Ayşenur KAHVECİ

Ayşenur KAHVECİ

Risale-i Nur kötü gün dostudur da...

Çocukluğumda etrafımdaki teyzelerden, ablalardan “Üstad sanki benim için yazmış” sözlerini öyle çok duyardım ki…Çocuk aklı işte…Anlamazdım tabi. Her zamanki gibi büyük teyzeler abartıyor sanardım. Hoş “her zamanki gibi” fikrimde de yanılmışım ya…

Oysa hakikat tam da bundan ibaretmiş.
“Üstad sanki benim için yazmış!”

Nereden geldi aklıma bu hususu yazmak biliyor musunuz?

Çok sevdiğim bir dostum var. Otuz küsür yıldan bu yana başka bir cemaate mensup sevgili dostum. Geçen yıl acı bir kaza geçirdi yavrusu ile beraber. Kötü günler yaşadılar. Hamdolsun  sağlıkları iyi. Fakat kazanın, annenin ruhunda bıraktığı izler hala yeni gibi… Belki bir psikolojik problem olarak kazanın etkisi devam ediyor olabilir. Allah yar ve yardımcıları olsun.
Görüştük geçenlerde. Sohbet ettik biraz. Sonra mevzu bakın nerelere geldi:

Öncelikle kazanın etkisinden kurtulamadığından bahsetti. Kötü günlerin kendisi için daha bitmediğini, devam ettiğini anladım. Çok üzüldüm. Sonra bana Risale-i Nur okumaya başladığını söyledi. Bu acı günlerinde teselliyi Risale-i Nur’larda aramaya başlamış. İlk kez! İlk kez Risale-i Nur’ları okumuş. Bu da ilk kez Risale-i Nur’ları okumaya ihtiyaç hissettiğini gösteriyor. Öyle sevindim ki…O’nun için üzülmelerim yerini sevince, sürura, ferahlığa bıraktı. İnanıyorum. Nur’lar yaralarını tedavi edecektir.
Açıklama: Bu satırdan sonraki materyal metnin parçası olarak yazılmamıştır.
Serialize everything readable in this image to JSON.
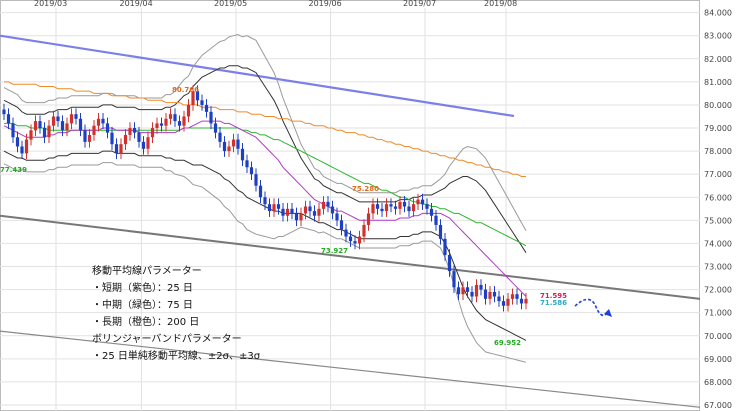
{
  "chart_data": {
    "type": "candlestick",
    "x_tick_labels": [
      "2019/03",
      "2019/04",
      "2019/05",
      "2019/06",
      "2019/07",
      "2019/08"
    ],
    "y_tick_labels": [
      "84.000",
      "83.000",
      "82.000",
      "81.000",
      "80.000",
      "79.000",
      "78.000",
      "77.000",
      "76.000",
      "75.000",
      "74.000",
      "73.000",
      "72.000",
      "71.000",
      "70.000",
      "69.000",
      "68.000",
      "67.000"
    ],
    "ylim": [
      67,
      84.2
    ],
    "grid": true,
    "price_labels": [
      {
        "text": "80.766",
        "color": "#e06b1c",
        "value": 80.766
      },
      {
        "text": "77.439",
        "color": "#22aa22",
        "value": 77.44
      },
      {
        "text": "75.280",
        "color": "#e06b1c",
        "value": 75.28
      },
      {
        "text": "73.927",
        "color": "#22aa22",
        "value": 73.93
      },
      {
        "text": "69.952",
        "color": "#22aa22",
        "value": 69.95
      },
      {
        "text": "71.595",
        "color": "#d81b60",
        "value": 71.595
      },
      {
        "text": "71.586",
        "color": "#2aa7c9",
        "value": 71.586
      }
    ],
    "closes": [
      79.6,
      79.2,
      78.6,
      78.2,
      77.9,
      78.5,
      78.9,
      79.3,
      79.0,
      78.6,
      79.1,
      79.5,
      79.3,
      78.9,
      79.2,
      79.6,
      79.4,
      78.9,
      78.4,
      78.7,
      79.1,
      79.4,
      79.2,
      78.8,
      78.3,
      77.9,
      78.3,
      78.7,
      79.0,
      78.8,
      78.4,
      78.1,
      78.6,
      79.0,
      79.2,
      79.1,
      79.4,
      79.6,
      79.3,
      79.1,
      79.5,
      80.0,
      80.6,
      80.2,
      80.0,
      79.7,
      79.2,
      78.8,
      78.4,
      78.0,
      78.2,
      78.5,
      78.1,
      77.6,
      77.3,
      77.0,
      76.5,
      76.0,
      75.7,
      75.4,
      75.7,
      75.5,
      75.2,
      75.5,
      75.3,
      75.0,
      75.3,
      75.6,
      75.4,
      75.2,
      75.5,
      75.8,
      75.6,
      75.3,
      75.0,
      74.6,
      74.3,
      74.1,
      74.0,
      74.3,
      74.8,
      75.3,
      75.7,
      75.5,
      75.4,
      75.7,
      75.6,
      75.5,
      75.8,
      75.6,
      75.4,
      75.7,
      75.9,
      75.7,
      75.5,
      75.2,
      74.8,
      74.2,
      73.5,
      72.8,
      72.1,
      71.8,
      72.1,
      71.9,
      71.7,
      72.2,
      72.0,
      71.6,
      71.9,
      71.7,
      71.5,
      71.3,
      71.6,
      71.8,
      71.6,
      71.4,
      71.6
    ],
    "sma_short": {
      "name": "短期",
      "color": "#b33ac7",
      "values": [
        79.1,
        79.0,
        78.9,
        78.8,
        78.7,
        78.6,
        78.6,
        78.6,
        78.6,
        78.6,
        78.7,
        78.7,
        78.8,
        78.8,
        78.8,
        78.9,
        78.9,
        78.9,
        78.9,
        78.9,
        78.9,
        78.9,
        79.0,
        79.0,
        79.0,
        78.9,
        78.9,
        78.9,
        78.9,
        78.9,
        78.8,
        78.8,
        78.8,
        78.8,
        78.8,
        78.8,
        78.8,
        78.8,
        78.8,
        78.9,
        79.0,
        79.0,
        79.1,
        79.2,
        79.3,
        79.3,
        79.3,
        79.3,
        79.3,
        79.2,
        79.2,
        79.1,
        79.0,
        78.9,
        78.8,
        78.7,
        78.6,
        78.4,
        78.2,
        78.0,
        77.8,
        77.6,
        77.3,
        77.1,
        76.9,
        76.7,
        76.5,
        76.3,
        76.1,
        75.9,
        75.8,
        75.7,
        75.6,
        75.5,
        75.4,
        75.4,
        75.3,
        75.2,
        75.1,
        75.0,
        75.0,
        75.0,
        75.0,
        75.0,
        75.0,
        75.0,
        75.0,
        75.0,
        75.1,
        75.1,
        75.1,
        75.2,
        75.2,
        75.3,
        75.3,
        75.3,
        75.3,
        75.3,
        75.2,
        75.1,
        74.9,
        74.7,
        74.5,
        74.3,
        74.1,
        73.9,
        73.7,
        73.5,
        73.3,
        73.1,
        72.9,
        72.7,
        72.5,
        72.3,
        72.1,
        71.9,
        71.7
      ]
    },
    "sma_mid": {
      "name": "中期",
      "color": "#2fb52f",
      "values": [
        79.2,
        79.2,
        79.2,
        79.1,
        79.1,
        79.1,
        79.0,
        79.0,
        79.0,
        79.0,
        78.9,
        78.9,
        78.9,
        78.9,
        78.9,
        78.9,
        78.9,
        78.9,
        78.9,
        78.9,
        78.9,
        78.9,
        78.9,
        78.9,
        78.9,
        78.9,
        78.9,
        78.9,
        78.9,
        78.9,
        78.9,
        78.9,
        78.9,
        78.9,
        78.9,
        78.9,
        78.9,
        78.9,
        78.9,
        78.9,
        79.0,
        79.0,
        79.0,
        79.0,
        79.0,
        79.0,
        79.0,
        79.0,
        79.0,
        79.0,
        79.0,
        79.0,
        79.0,
        78.9,
        78.9,
        78.8,
        78.8,
        78.7,
        78.7,
        78.6,
        78.5,
        78.5,
        78.4,
        78.3,
        78.2,
        78.1,
        78.0,
        77.9,
        77.8,
        77.7,
        77.6,
        77.5,
        77.4,
        77.3,
        77.2,
        77.1,
        77.0,
        76.9,
        76.8,
        76.7,
        76.6,
        76.6,
        76.5,
        76.4,
        76.3,
        76.3,
        76.2,
        76.1,
        76.0,
        76.0,
        75.9,
        75.8,
        75.8,
        75.7,
        75.7,
        75.6,
        75.6,
        75.5,
        75.5,
        75.4,
        75.3,
        75.3,
        75.2,
        75.1,
        75.0,
        74.9,
        74.9,
        74.8,
        74.7,
        74.6,
        74.5,
        74.4,
        74.3,
        74.2,
        74.1,
        74.0,
        73.9
      ]
    },
    "sma_long": {
      "name": "長期",
      "color": "#ee8a2a",
      "values": [
        81.0,
        81.0,
        80.9,
        80.9,
        80.9,
        80.9,
        80.9,
        80.9,
        80.8,
        80.8,
        80.8,
        80.8,
        80.7,
        80.7,
        80.7,
        80.7,
        80.6,
        80.6,
        80.6,
        80.6,
        80.5,
        80.5,
        80.5,
        80.5,
        80.4,
        80.4,
        80.4,
        80.4,
        80.3,
        80.3,
        80.3,
        80.3,
        80.2,
        80.2,
        80.2,
        80.2,
        80.1,
        80.1,
        80.1,
        80.1,
        80.0,
        80.0,
        80.0,
        80.0,
        79.9,
        79.9,
        79.9,
        79.9,
        79.8,
        79.8,
        79.8,
        79.8,
        79.7,
        79.7,
        79.7,
        79.6,
        79.6,
        79.6,
        79.5,
        79.5,
        79.5,
        79.4,
        79.4,
        79.4,
        79.3,
        79.3,
        79.3,
        79.2,
        79.2,
        79.1,
        79.1,
        79.1,
        79.0,
        79.0,
        78.9,
        78.9,
        78.8,
        78.8,
        78.8,
        78.7,
        78.7,
        78.6,
        78.6,
        78.5,
        78.5,
        78.4,
        78.4,
        78.3,
        78.3,
        78.2,
        78.2,
        78.1,
        78.1,
        78.0,
        78.0,
        77.9,
        77.9,
        77.8,
        77.8,
        77.7,
        77.7,
        77.6,
        77.6,
        77.5,
        77.5,
        77.4,
        77.4,
        77.3,
        77.3,
        77.2,
        77.2,
        77.1,
        77.1,
        77.0,
        77.0,
        76.9,
        76.9
      ]
    },
    "bollinger_width_2s": [
      1.1,
      1.1,
      1.1,
      1.1,
      1.0,
      1.0,
      1.0,
      1.0,
      1.0,
      1.0,
      1.0,
      1.0,
      1.0,
      1.0,
      1.0,
      1.0,
      1.0,
      1.0,
      1.0,
      1.0,
      1.0,
      1.0,
      1.0,
      1.0,
      1.0,
      1.0,
      1.0,
      1.0,
      1.0,
      1.0,
      1.0,
      1.0,
      1.0,
      1.0,
      1.0,
      1.0,
      1.1,
      1.1,
      1.2,
      1.3,
      1.4,
      1.5,
      1.7,
      1.8,
      1.9,
      2.0,
      2.1,
      2.2,
      2.3,
      2.4,
      2.5,
      2.6,
      2.7,
      2.7,
      2.8,
      2.8,
      2.8,
      2.7,
      2.6,
      2.5,
      2.4,
      2.2,
      2.0,
      1.8,
      1.6,
      1.4,
      1.2,
      1.1,
      1.0,
      0.9,
      0.9,
      0.8,
      0.8,
      0.8,
      0.8,
      0.8,
      0.8,
      0.8,
      0.8,
      0.8,
      0.8,
      0.8,
      0.8,
      0.8,
      0.8,
      0.8,
      0.8,
      0.8,
      0.8,
      0.8,
      0.8,
      0.8,
      0.8,
      0.8,
      0.8,
      0.8,
      0.9,
      1.0,
      1.2,
      1.5,
      1.8,
      2.1,
      2.4,
      2.6,
      2.7,
      2.8,
      2.8,
      2.8,
      2.7,
      2.6,
      2.5,
      2.4,
      2.3,
      2.2,
      2.1,
      2.0,
      1.9
    ],
    "trendlines": [
      {
        "name": "upper-channel-line",
        "color": "#7b7fe8",
        "from": [
          0,
          83.0
        ],
        "to": [
          116,
          79.7
        ]
      },
      {
        "name": "middle-channel-line",
        "color": "#777777",
        "from": [
          0,
          75.2
        ],
        "to": [
          116,
          71.6
        ]
      },
      {
        "name": "lower-channel-line",
        "color": "#888888",
        "from": [
          0,
          70.2
        ],
        "to": [
          116,
          66.9
        ]
      }
    ],
    "legend_lines": [
      "移動平均線パラメーター",
      "・短期（紫色）：25 日",
      "・中期（緑色）：75 日",
      "・長期（橙色）：200 日",
      "ボリンジャーバンドパラメーター",
      "・25 日単純移動平均線、±2σ、±3σ"
    ]
  }
}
Mesele bundan ibaret gibi görünse de değil!

Hiç nur talebesi olup da  Risale-i Nur’ları bırakıp başka bir cemaate idhal olan birisini gördünüz mü? İstisnai durumlar olsa da bunu görebilmek pek mümkün değil. Fakat başka cemaat mensublarından Nur’ları tercih edenleri sık sık görüyoruz.

Örneğin; bu dostum şimdiye kadar kendi cemaatine sadakatle devam ederken acı günler yaşayınca neden Risale-i Nur’lara sığınmak ihtiyacı hissetti acaba? Gösteriyor ki;
Başkalarında olmayan bir şey var Risale-i Nur’da.
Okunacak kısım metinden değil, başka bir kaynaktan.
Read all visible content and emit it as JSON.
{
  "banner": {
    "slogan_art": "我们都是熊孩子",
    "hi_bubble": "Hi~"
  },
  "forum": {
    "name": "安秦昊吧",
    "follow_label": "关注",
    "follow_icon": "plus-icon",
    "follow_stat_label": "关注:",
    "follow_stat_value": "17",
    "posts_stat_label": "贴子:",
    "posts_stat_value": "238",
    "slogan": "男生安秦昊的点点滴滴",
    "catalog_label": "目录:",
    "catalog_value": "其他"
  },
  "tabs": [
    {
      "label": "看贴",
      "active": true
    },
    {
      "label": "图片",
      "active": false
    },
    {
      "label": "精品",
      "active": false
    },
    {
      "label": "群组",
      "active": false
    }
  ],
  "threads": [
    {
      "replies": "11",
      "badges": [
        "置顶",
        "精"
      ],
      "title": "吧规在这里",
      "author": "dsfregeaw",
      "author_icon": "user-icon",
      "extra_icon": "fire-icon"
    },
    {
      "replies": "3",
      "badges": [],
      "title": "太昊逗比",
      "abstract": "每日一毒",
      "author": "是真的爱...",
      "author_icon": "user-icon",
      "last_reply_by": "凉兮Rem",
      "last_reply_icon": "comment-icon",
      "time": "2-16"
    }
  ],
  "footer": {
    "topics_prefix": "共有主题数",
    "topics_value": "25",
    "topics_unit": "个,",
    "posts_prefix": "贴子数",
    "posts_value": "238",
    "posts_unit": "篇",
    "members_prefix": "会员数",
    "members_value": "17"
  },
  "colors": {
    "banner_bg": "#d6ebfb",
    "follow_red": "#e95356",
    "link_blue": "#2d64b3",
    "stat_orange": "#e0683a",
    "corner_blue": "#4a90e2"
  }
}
Kendilerinde bulamadıkları bir şey var Risale-i Nur’da.

Yeryüzünde sayısız bela ve musibet  varken, sayısız musibetzede varken, bu kadar musibetzedeye teker teker, ayrı ayrı, herbirinin musibetine en muvafık teselliyi ve merhemi veren tek ve yagane merce Risale-i Nur’dur. Çünkü; Kur’an-ı Azimuşşan’ın en büyük tefsiri Risale-i Nur’dur. Bir eser ancak Kur’an-ı Kerim’den aldığı nuruyla kalpleri böylesine aydınlatabilir. Kur’an-ı Kerim’den aldığı ilham ile ruhları böylesine etkileyebilir. Kur’an-ı Kerim Risale-i Nur’a yaptığı cömertlikten daha fazlasını başka bir esere yapmamıştır. Belki az bir parçasını bile yapmamıştır. İşte bu yüzden insanlar başka yollara gönül vermiş olsalar bile zayıf anlarında en güçlüye sığınmayı isterler. Güç neredeyse talep de onadır. Buna Risale-i Nur’ların dünyaya hızla yayılıyor olmasını, nur talebelerinin sayılarının hızla artıyor olmasını da delil gösterebiliriz.
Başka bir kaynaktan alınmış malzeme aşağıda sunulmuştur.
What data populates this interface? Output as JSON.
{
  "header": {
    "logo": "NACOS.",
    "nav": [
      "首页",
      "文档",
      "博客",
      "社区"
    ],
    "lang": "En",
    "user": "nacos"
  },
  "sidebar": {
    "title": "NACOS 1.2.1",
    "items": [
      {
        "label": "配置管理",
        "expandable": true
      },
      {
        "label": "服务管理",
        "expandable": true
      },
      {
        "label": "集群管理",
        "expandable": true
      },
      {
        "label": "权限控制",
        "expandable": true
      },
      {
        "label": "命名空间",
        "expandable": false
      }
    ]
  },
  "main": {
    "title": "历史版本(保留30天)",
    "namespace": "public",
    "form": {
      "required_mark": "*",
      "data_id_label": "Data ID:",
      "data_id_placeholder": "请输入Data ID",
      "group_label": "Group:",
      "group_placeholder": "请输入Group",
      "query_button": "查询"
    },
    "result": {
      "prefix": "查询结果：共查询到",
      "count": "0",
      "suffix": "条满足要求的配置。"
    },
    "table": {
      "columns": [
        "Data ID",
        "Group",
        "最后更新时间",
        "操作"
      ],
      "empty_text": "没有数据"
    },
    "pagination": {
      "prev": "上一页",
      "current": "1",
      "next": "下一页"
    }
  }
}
Risale-i Nur sadece iyi gün dostu değil, kötü gün dostudur da. Kötü günde herkes ihtiyaç duyulan teselliyi veremez. Çünkü istidadı yoktur. Başkalarının vereceği teselliler belki bilindik birkaç cümledir. Kötü gün dostu olabilmek her yiğidin karı değildir. Kötü gün dostu unutulmaz, bırakılmaz, dostluk devam eder. Belki samimiyet artarak devam eder.

Sakın demeyin “Ayşenur Kahveci daha geçen gün cemaatlerin birbirini eleştirmemesi gerektiğini, birbirleriyle uğraşmamaları gerektiğini kaleme almıştı.”
Üstad Bediüzzaman Hazretleri buyurmuş:

“Mesleğim haktır veya daha güzeldir, demeye hakkın var. Yalnız hak benim mesleğimdir, demeye hakkın yoktur.”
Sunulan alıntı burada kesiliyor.